By Dustin Rowles | TV | June 10, 2009 |
By Dustin Rowles | TV | June 10, 2009 |
I could’ve written an entire review of ABC’s obstacle-course, kick-in-the-junk porn “Wipeout,” after watching less than five minutes of the show. It’s a blue-ball sack of mental depravity, a show some dumb that even Johnny Damon and Shia LaBeouf could follow along. I’d call it retarded, but I wouldn’t want to insult the intelligence of Jimmy Fallon. It is sublimely moronic, an Al Pacino Hoo-HA of crap.
Yet I watched the whole goddamn show. And I laughed more times than I care to admit. And afterward, I called in my far more serious-minded wife and forced her to watch five minutes of the show. And when she wasn’t questioning the show’s logic or worried about the safety of the contestants, she too guffawed periodically, although she still had enough residual mental wherewithal remaining to extract herself at the commercial break, leaving me in a guilt puddle, a fetal ball of shame, left with three brain cells, temporary CAPS LOCK paralysis, and a permanent twitch.

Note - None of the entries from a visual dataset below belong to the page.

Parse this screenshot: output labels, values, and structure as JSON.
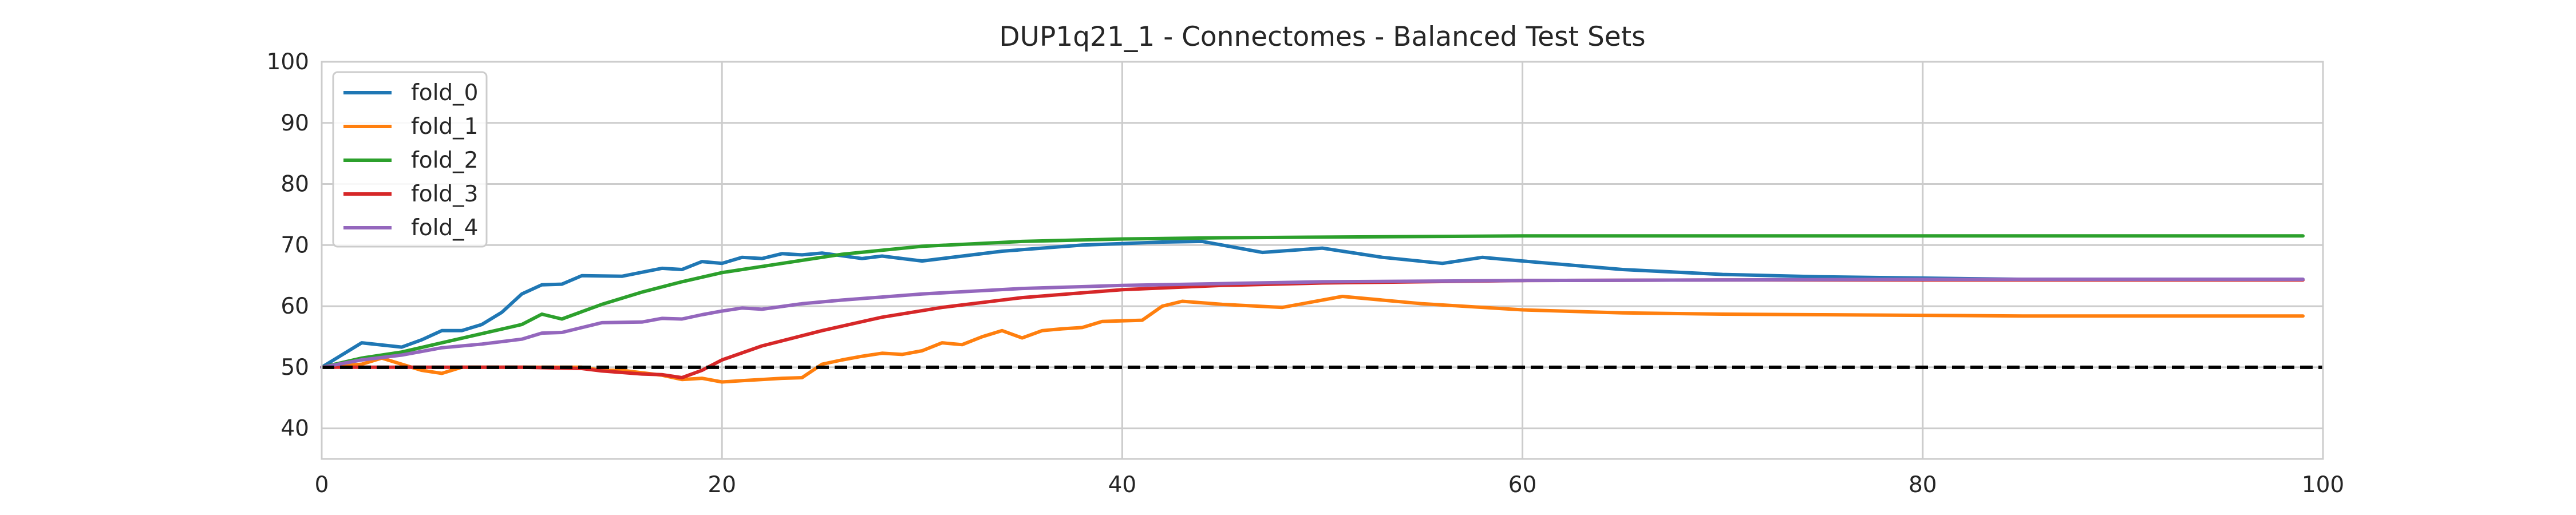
{
  "chart_data": {
    "type": "line",
    "title": "DUP1q21_1 - Connectomes - Balanced Test Sets",
    "xlabel": "",
    "ylabel": "",
    "xlim": [
      0,
      100
    ],
    "ylim": [
      35,
      100
    ],
    "x_ticks": [
      "0",
      "20",
      "40",
      "60",
      "80",
      "100"
    ],
    "y_ticks": [
      "40",
      "50",
      "60",
      "70",
      "80",
      "90",
      "100"
    ],
    "grid": true,
    "legend_position": "upper-left",
    "reference_line": {
      "y": 50,
      "style": "dashed",
      "color": "#000000"
    },
    "series": [
      {
        "name": "fold_0",
        "color": "#1f77b4",
        "points": [
          [
            0,
            50
          ],
          [
            2,
            54
          ],
          [
            4,
            53.3
          ],
          [
            5,
            54.5
          ],
          [
            6,
            56
          ],
          [
            7,
            56
          ],
          [
            8,
            57
          ],
          [
            9,
            59
          ],
          [
            10,
            62
          ],
          [
            11,
            63.5
          ],
          [
            12,
            63.6
          ],
          [
            13,
            65
          ],
          [
            15,
            64.9
          ],
          [
            17,
            66.2
          ],
          [
            18,
            66
          ],
          [
            19,
            67.3
          ],
          [
            20,
            67
          ],
          [
            21,
            68
          ],
          [
            22,
            67.8
          ],
          [
            23,
            68.6
          ],
          [
            24,
            68.4
          ],
          [
            25,
            68.7
          ],
          [
            27,
            67.8
          ],
          [
            28,
            68.2
          ],
          [
            30,
            67.4
          ],
          [
            34,
            69
          ],
          [
            38,
            70
          ],
          [
            42,
            70.5
          ],
          [
            44,
            70.6
          ],
          [
            47,
            68.8
          ],
          [
            50,
            69.5
          ],
          [
            53,
            68
          ],
          [
            56,
            67
          ],
          [
            58,
            68
          ],
          [
            60,
            67.4
          ],
          [
            65,
            66
          ],
          [
            70,
            65.2
          ],
          [
            75,
            64.8
          ],
          [
            80,
            64.6
          ],
          [
            85,
            64.4
          ],
          [
            90,
            64.4
          ],
          [
            95,
            64.4
          ],
          [
            99,
            64.4
          ]
        ]
      },
      {
        "name": "fold_1",
        "color": "#ff7f0e",
        "points": [
          [
            0,
            50
          ],
          [
            2,
            50.5
          ],
          [
            3,
            51.5
          ],
          [
            4,
            50.5
          ],
          [
            5,
            49.5
          ],
          [
            6,
            49
          ],
          [
            7,
            50
          ],
          [
            10,
            50
          ],
          [
            13,
            50
          ],
          [
            14,
            49.5
          ],
          [
            15,
            49.5
          ],
          [
            17,
            48.7
          ],
          [
            18,
            48
          ],
          [
            19,
            48.2
          ],
          [
            20,
            47.6
          ],
          [
            21,
            47.8
          ],
          [
            23,
            48.2
          ],
          [
            24,
            48.3
          ],
          [
            25,
            50.5
          ],
          [
            26,
            51.2
          ],
          [
            27,
            51.8
          ],
          [
            28,
            52.3
          ],
          [
            29,
            52.1
          ],
          [
            30,
            52.7
          ],
          [
            31,
            54
          ],
          [
            32,
            53.7
          ],
          [
            33,
            55
          ],
          [
            34,
            56
          ],
          [
            35,
            54.8
          ],
          [
            36,
            56
          ],
          [
            37,
            56.3
          ],
          [
            38,
            56.5
          ],
          [
            39,
            57.5
          ],
          [
            41,
            57.7
          ],
          [
            42,
            60
          ],
          [
            43,
            60.8
          ],
          [
            45,
            60.3
          ],
          [
            48,
            59.8
          ],
          [
            51,
            61.6
          ],
          [
            55,
            60.4
          ],
          [
            60,
            59.4
          ],
          [
            65,
            58.9
          ],
          [
            70,
            58.7
          ],
          [
            75,
            58.6
          ],
          [
            80,
            58.5
          ],
          [
            85,
            58.4
          ],
          [
            90,
            58.4
          ],
          [
            95,
            58.4
          ],
          [
            99,
            58.4
          ]
        ]
      },
      {
        "name": "fold_2",
        "color": "#2ca02c",
        "points": [
          [
            0,
            50
          ],
          [
            2,
            51.5
          ],
          [
            4,
            52.5
          ],
          [
            6,
            54
          ],
          [
            8,
            55.5
          ],
          [
            10,
            57
          ],
          [
            11,
            58.7
          ],
          [
            12,
            57.9
          ],
          [
            14,
            60.3
          ],
          [
            16,
            62.3
          ],
          [
            18,
            64
          ],
          [
            20,
            65.5
          ],
          [
            23,
            67
          ],
          [
            26,
            68.5
          ],
          [
            30,
            69.8
          ],
          [
            35,
            70.6
          ],
          [
            40,
            71
          ],
          [
            45,
            71.2
          ],
          [
            50,
            71.3
          ],
          [
            60,
            71.5
          ],
          [
            70,
            71.5
          ],
          [
            80,
            71.5
          ],
          [
            90,
            71.5
          ],
          [
            99,
            71.5
          ]
        ]
      },
      {
        "name": "fold_3",
        "color": "#d62728",
        "points": [
          [
            0,
            50
          ],
          [
            5,
            50
          ],
          [
            10,
            50
          ],
          [
            13,
            49.8
          ],
          [
            14,
            49.4
          ],
          [
            16,
            48.9
          ],
          [
            17,
            48.8
          ],
          [
            18,
            48.3
          ],
          [
            19,
            49.5
          ],
          [
            20,
            51.2
          ],
          [
            22,
            53.5
          ],
          [
            25,
            56
          ],
          [
            28,
            58.2
          ],
          [
            31,
            59.8
          ],
          [
            35,
            61.4
          ],
          [
            40,
            62.7
          ],
          [
            45,
            63.4
          ],
          [
            50,
            63.8
          ],
          [
            55,
            64
          ],
          [
            60,
            64.2
          ],
          [
            70,
            64.3
          ],
          [
            80,
            64.3
          ],
          [
            90,
            64.3
          ],
          [
            99,
            64.3
          ]
        ]
      },
      {
        "name": "fold_4",
        "color": "#9467bd",
        "points": [
          [
            0,
            50
          ],
          [
            2,
            51.2
          ],
          [
            4,
            52
          ],
          [
            6,
            53.2
          ],
          [
            8,
            53.8
          ],
          [
            10,
            54.6
          ],
          [
            11,
            55.6
          ],
          [
            12,
            55.7
          ],
          [
            14,
            57.3
          ],
          [
            16,
            57.4
          ],
          [
            17,
            58
          ],
          [
            18,
            57.9
          ],
          [
            19,
            58.6
          ],
          [
            20,
            59.2
          ],
          [
            21,
            59.7
          ],
          [
            22,
            59.5
          ],
          [
            24,
            60.4
          ],
          [
            26,
            61
          ],
          [
            30,
            62
          ],
          [
            35,
            62.9
          ],
          [
            40,
            63.4
          ],
          [
            45,
            63.7
          ],
          [
            50,
            64
          ],
          [
            60,
            64.2
          ],
          [
            70,
            64.3
          ],
          [
            80,
            64.4
          ],
          [
            90,
            64.4
          ],
          [
            99,
            64.4
          ]
        ]
      }
    ]
  }
}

For those of you blessedly unfamiliar with “Wipeout,” try to ensure that you never encounter it. Don’t even turn on your television on Wednesday nights, and if you forget and inadvertently flip past it, Oedipalize your eyeballs and scurry from the room. It’s nearly impossible to look away from, which is why it was last summer’s top rated show among adults 18-49. Combine face plants, belly flops, and junk-busting pirouettes with a target audience that lacks willpower, and you’ve got a hit on your hands. “Wipeout” is “America’s Funniest Home” videos on an obstacle course of shame, only in this case, the people taking jarring ooofs to the face are doing so voluntarily.
It’s a simple show tailor made for drunks and the concussed. Twenty-four contestants take turns tackling an impossible, foam-covered obstacle course for the chance at winning $50,000. There are three rounds; the first is the best because it apparently is impossible to actually complete any leg of it. There are four legs of floating obstacles, and of the 24 contestants I watched, only one man — by complete accident — even came close to finishing one of them and that’s because his momentum nearly bounced him over three giant inflated bouncy balls and onto his stomach. The point, I take it, is not to actually complete any one of the obstacles, but to withstand the foam-covered brutality and humiliation and keep going.
And in “Wipeout,” overweight contestants are your friend.
The middle two rounds, which narrow the field down to a final four, aren’t as compelling, although there is some joy in watching six people spun around several minutes and then asked to run through a door that’s also spinning. It all leads to the Final Wipeout Challenge, which is hard enough that — in the episode I watched — one person quit before finishing and another was disqualified due to injury. And despite all the padding, the helmets, and the teeth guards, there actually does seem to be a decent threat of actual danger, at least by drowning (all the courses are on water).
John Henson, formerly of “Talk Soup” and ESPN’s John Anderson host, which basically amounts to mocking the contestants with a series of puns, although they do manage to land a decent joke every few minutes. But the show would probably be even more shamefully fun to watch if it was muted and you supplied your own running commentary, preferably while huffing paint fumes. It provides the ideal watching experience.